Last week alone, WTI Crude Oil fell by -12.12% while this week prices reached a high of $37.85 a barrel before giving back the gains. With the US Federal Reserve hiking interest rates and signaling the start of a tightening cycle, the US Dollar continues to remain well supported for the moment and the stronger Dollar will continue to put pressure on Oil prices in the near term.
Crude Oil Technical Analysis
The weekly chart for WTI Crude Oil shows last week closing with a strong Maribozu candlestick pattern with little to now upper or lower wicks or shadows. The Maribozu is known for signaling bearish sentiment in the markets and the appearance of this candlestick shows all but further weakness in the Oil markets.
The weekly chart, however, shows a potential bullish divergence in the Stochastics which is forming a higher low at the time of writing against a lower low in price. If this week closes in a doji or a similar reversal candlestick pattern on the weekly chart, there is some scope for WTI Crude Oil to potentially pull back towards the short term broken support at $40.19 region.
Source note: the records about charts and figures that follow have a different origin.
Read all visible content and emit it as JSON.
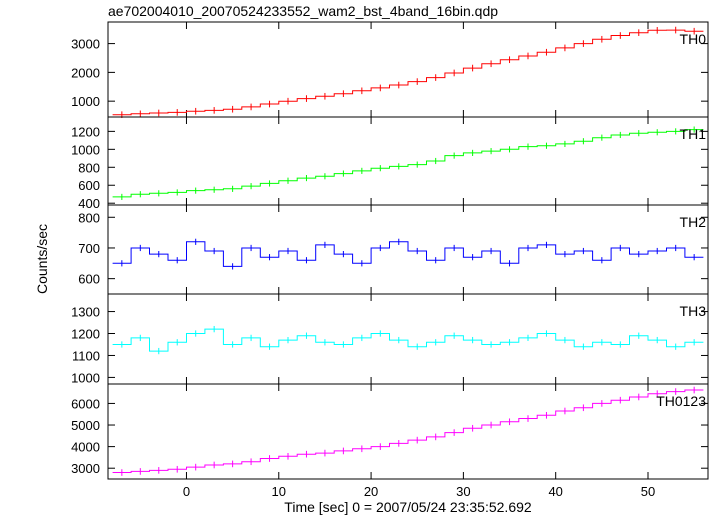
{
  "chart_data": {
    "type": "line",
    "title": "ae702004010_20070524233552_wam2_bst_4band_16bin.qdp",
    "xlabel": "Time [sec] 0 = 2007/05/24 23:35:52.692",
    "ylabel": "Counts/sec",
    "xlim": [
      -8.5,
      56.5
    ],
    "xticks": [
      0,
      10,
      20,
      30,
      40,
      50
    ],
    "grid": false,
    "panels": [
      {
        "name": "TH0",
        "color": "#ff0000",
        "ylim": [
          450,
          3750
        ],
        "yticks": [
          1000,
          2000,
          3000
        ],
        "time": [
          -7,
          -5,
          -3,
          -1,
          1,
          3,
          5,
          7,
          9,
          11,
          13,
          15,
          17,
          19,
          21,
          23,
          25,
          27,
          29,
          31,
          33,
          35,
          37,
          39,
          41,
          43,
          45,
          47,
          49,
          51,
          53,
          55
        ],
        "values": [
          530,
          560,
          590,
          610,
          650,
          680,
          720,
          800,
          900,
          1000,
          1090,
          1170,
          1260,
          1360,
          1460,
          1560,
          1680,
          1820,
          1980,
          2150,
          2300,
          2440,
          2570,
          2700,
          2850,
          3000,
          3150,
          3280,
          3380,
          3460,
          3470,
          3430
        ]
      },
      {
        "name": "TH1",
        "color": "#00ff00",
        "ylim": [
          380,
          1360
        ],
        "yticks": [
          400,
          600,
          800,
          1000,
          1200
        ],
        "time": [
          -7,
          -5,
          -3,
          -1,
          1,
          3,
          5,
          7,
          9,
          11,
          13,
          15,
          17,
          19,
          21,
          23,
          25,
          27,
          29,
          31,
          33,
          35,
          37,
          39,
          41,
          43,
          45,
          47,
          49,
          51,
          53,
          55
        ],
        "values": [
          470,
          500,
          510,
          520,
          540,
          550,
          560,
          590,
          620,
          650,
          680,
          700,
          730,
          760,
          790,
          810,
          830,
          870,
          930,
          960,
          980,
          1000,
          1030,
          1040,
          1060,
          1090,
          1130,
          1160,
          1180,
          1190,
          1200,
          1220
        ]
      },
      {
        "name": "TH2",
        "color": "#0000ff",
        "ylim": [
          550,
          840
        ],
        "yticks": [
          600,
          700,
          800
        ],
        "time": [
          -7,
          -5,
          -3,
          -1,
          1,
          3,
          5,
          7,
          9,
          11,
          13,
          15,
          17,
          19,
          21,
          23,
          25,
          27,
          29,
          31,
          33,
          35,
          37,
          39,
          41,
          43,
          45,
          47,
          49,
          51,
          53,
          55
        ],
        "values": [
          650,
          700,
          680,
          660,
          720,
          690,
          640,
          700,
          670,
          690,
          660,
          710,
          680,
          650,
          700,
          720,
          690,
          660,
          700,
          670,
          690,
          650,
          700,
          710,
          680,
          690,
          660,
          700,
          680,
          690,
          700,
          670
        ]
      },
      {
        "name": "TH3",
        "color": "#00ffff",
        "ylim": [
          970,
          1380
        ],
        "yticks": [
          1000,
          1100,
          1200,
          1300
        ],
        "time": [
          -7,
          -5,
          -3,
          -1,
          1,
          3,
          5,
          7,
          9,
          11,
          13,
          15,
          17,
          19,
          21,
          23,
          25,
          27,
          29,
          31,
          33,
          35,
          37,
          39,
          41,
          43,
          45,
          47,
          49,
          51,
          53,
          55
        ],
        "values": [
          1150,
          1180,
          1120,
          1160,
          1200,
          1220,
          1150,
          1180,
          1140,
          1170,
          1190,
          1160,
          1150,
          1180,
          1200,
          1170,
          1140,
          1160,
          1190,
          1170,
          1150,
          1160,
          1180,
          1200,
          1170,
          1140,
          1160,
          1150,
          1190,
          1170,
          1140,
          1160
        ]
      },
      {
        "name": "TH0123",
        "color": "#ff00ff",
        "ylim": [
          2500,
          6900
        ],
        "yticks": [
          3000,
          4000,
          5000,
          6000
        ],
        "time": [
          -7,
          -5,
          -3,
          -1,
          1,
          3,
          5,
          7,
          9,
          11,
          13,
          15,
          17,
          19,
          21,
          23,
          25,
          27,
          29,
          31,
          33,
          35,
          37,
          39,
          41,
          43,
          45,
          47,
          49,
          51,
          53,
          55
        ],
        "values": [
          2800,
          2850,
          2900,
          2950,
          3050,
          3150,
          3200,
          3300,
          3450,
          3550,
          3650,
          3700,
          3800,
          3900,
          4000,
          4150,
          4300,
          4450,
          4650,
          4850,
          5000,
          5150,
          5300,
          5450,
          5650,
          5800,
          6000,
          6150,
          6300,
          6450,
          6550,
          6620
        ]
      }
    ]
  }
}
The pullback here would establish resistance to the previously known support level and could signal further declines.
Besides the bullish divergence, there is also the falling wedge pattern which could see a breakout to the upside. However, considering that the Maribozu candlestick pattern broke below the lower trendline connecting the lows, the wedge pattern could be very well invalidated. For the moment, while the weekly chart for Crude Oil shows a potential for a correction, further confirmation is needed.
On the daily chart, the break below 38.92 – 38.09 level of support has increased the bearish bias. Prices remain within the new falling price channel plotted but yet again, the Stochastics point to a possible correction towards the aforementioned support level. Yesterday’s price action has formed a bearish engulfing pattern which signals a further move lower but watch for December 11th lows of $35.35, which could act as support. A close below this level on a bearish sentiment could, however, see prices test back the old lows and possibly break lower.